Luxurious effect It was found In plants in North America, Burundi, China and Australia. It was so Documented in birds In North America, Europe and New Zealand. Birds depend on plant species or plants for food and shelter, so it is possible for them to follow plants into luxurious neighborhoods. And even some bats Attracted towards The wealthier areas of the city. Its history dates back to ancient Egypt, where workers lived Hosting different types of insects Compared to wealthier areas.
“I was surprised — not because human action might shape biodiversity patterns in unexpected ways, but because the welfare effect remains so good,” Kinzig says. “In other words, you might expect different types of people to create landscapes that support different types of other species, but you wouldn’t necessarily expect that richer people would always have higher biodiversity.” (Fewer studies have been conducted on the impact of well-being in the tropics – One study of Burundi found a positive relationship between plant diversity and wealth, however Another study In Puerto Rico you found no relationship, perhaps because there is a smaller income gap between neighborhoods).
In urban environments, “humans control everything,” says Jeff Ackley, a regulatory biologist for the U.S. government, who explored the effect of welfare on “affluent lizards” in Phoenix, and found that household income was one of the best predictors of nearby lizard diversity. “When people have the time and resources to do this, they can control what their backyards look like. For the most part, people seem to like more diverse plants.”
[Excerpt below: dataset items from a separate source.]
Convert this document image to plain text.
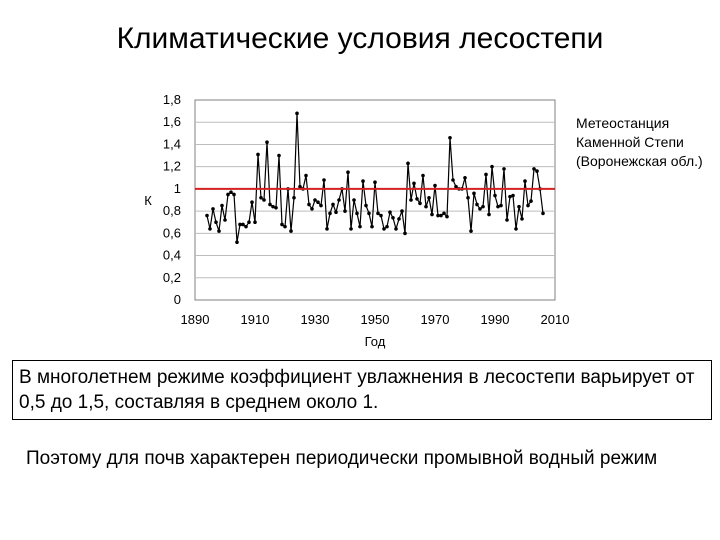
Климатические условия лесостепи
0
0,2
0,4
0,6
0,8
1
1,2
1,4
1,6
1,8
1890 1910 1930 1950 1970 1990 2010
Год
К
Метеостанция Каменной Степи (Воронежская обл.)
В многолетнем режиме коэффициент увлажнения в лесостепи варьирует от 0,5 до 1,5, составляя в среднем около 1.
Поэтому для почв характерен периодически промывной водный режим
But the well-being effect is not limited to gardens, it seems to occur indoors as well. Richer homes have more insects and spiders living inside them, According to a study From the United States.
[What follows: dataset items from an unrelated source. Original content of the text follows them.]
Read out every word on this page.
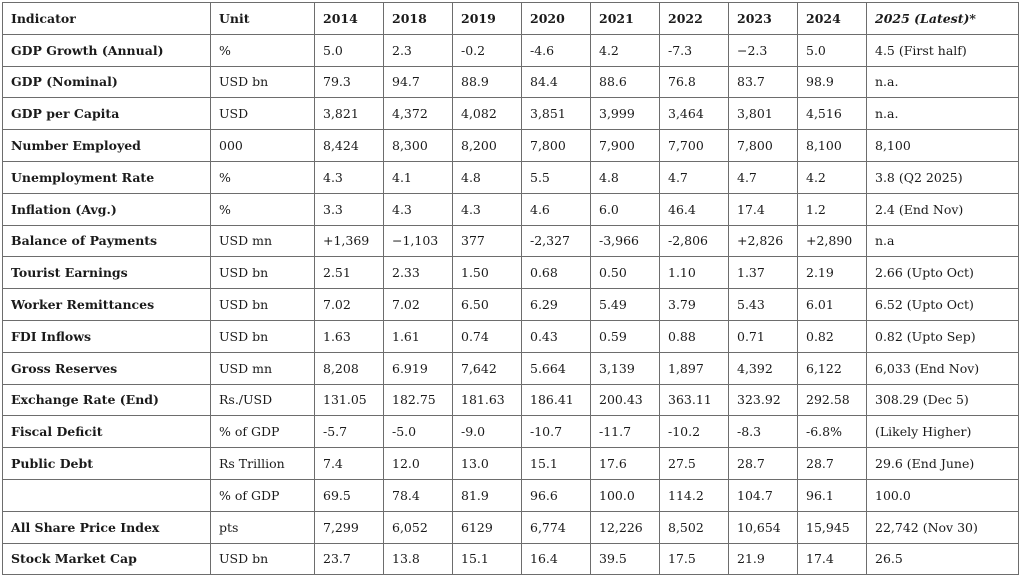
Indicator	Unit	2014	2018	2019	2020	2021	2022	2023	2024	2025 (Latest)*
GDP Growth (Annual)	%	5.0	2.3	-0.2	-4.6	4.2	-7.3	−2.3	5.0	4.5 (First half)
GDP (Nominal)	USD bn	79.3	94.7	88.9	84.4	88.6	76.8	83.7	98.9	n.a.
GDP per Capita	USD	3,821	4,372	4,082	3,851	3,999	3,464	3,801	4,516	n.a.
Number Employed	000	8,424	8,300	8,200	7,800	7,900	7,700	7,800	8,100	8,100
Unemployment Rate	%	4.3	4.1	4.8	5.5	4.8	4.7	4.7	4.2	3.8 (Q2 2025)
Inflation (Avg.)	%	3.3	4.3	4.3	4.6	6.0	46.4	17.4	1.2	2.4 (End Nov)
Balance of Payments	USD mn	+1,369	−1,103	377	-2,327	-3,966	-2,806	+2,826	+2,890	n.a
Tourist Earnings	USD bn	2.51	2.33	1.50	0.68	0.50	1.10	1.37	2.19	2.66 (Upto Oct)
Worker Remittances	USD bn	7.02	7.02	6.50	6.29	5.49	3.79	5.43	6.01	6.52 (Upto Oct)
FDI Inflows	USD bn	1.63	1.61	0.74	0.43	0.59	0.88	0.71	0.82	0.82 (Upto Sep)
Gross Reserves	USD mn	8,208	6.919	7,642	5.664	3,139	1,897	4,392	6,122	6,033 (End Nov)
Exchange Rate (End)	Rs./USD	131.05	182.75	181.63	186.41	200.43	363.11	323.92	292.58	308.29 (Dec 5)
Fiscal Deficit	% of GDP	-5.7	-5.0	-9.0	-10.7	-11.7	-10.2	-8.3	-6.8%	(Likely Higher)
Public Debt	Rs Trillion	7.4	12.0	13.0	15.1	17.6	27.5	28.7	28.7	29.6 (End June)
	% of GDP	69.5	78.4	81.9	96.6	100.0	114.2	104.7	96.1	100.0
All Share Price Index	pts	7,299	6,052	6129	6,774	12,226	8,502	10,654	15,945	22,742 (Nov 30)
Stock Market Cap	USD bn	23.7	13.8	15.1	16.4	39.5	17.5	21.9	17.4	26.5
The researchers randomly sampled 50 homes in Raleigh, North Carolina, across the income spectrum. The richest homes had an average of 100 species of arthropods, twice the number in the least affluent homes, according to the study, which accounts for house size.
The findings were counterintuitive, the researchers wrote, because people typically think that wealthier people have cleaner homes, highlighting “much we have yet to learn about the indoor environment.”
No study has looked at how the millions of species of microbes that live in cities are affected by the well-being effect, but research shows that poorer people typically suffer from more inflammatory and immune diseases, which can be linked to a lack of exposure to microbial life. Contact with biodiverse environments, soils and animals has been linked to a range of positive health effects.
“Almost all diseases of the immune system are on the rise,” says Dr James Kinross, a consultant surgeon at Imperial College London and author of “Almost all diseases of the immune system are on the rise.” Dark Matter: The New Science of the Microbiome. “There is something in the way we build and construct our urban systems that separates us from nature, and therefore separates us from the kind of microscopic ecosystems that we need to maintain our health.”
Biodiversity loss is recognized as a pressing global issue, but it usually refers to extinction and decline of species in the wider environment around us, not to what is happening in the human body. However, a growing body of research shows that these are intertwined. last year, Paper coined the concept of “nature’s imperfection”In reference to how the loss of nature in the human body affects health.
To reverse these health inequalities, scientists point to the outside world, where preserving and expanding biodiversity can drive connectivity. A study in Finland showed For example, teens living in biodiverse parks had fewer allergy and autoimmune problems.
“The well-being effect does not merely represent an interesting ecological pattern,” wrote a group of researchers reviewing the phenomenon. “[It is] And also another layer of social and structural injustice that exists in cities.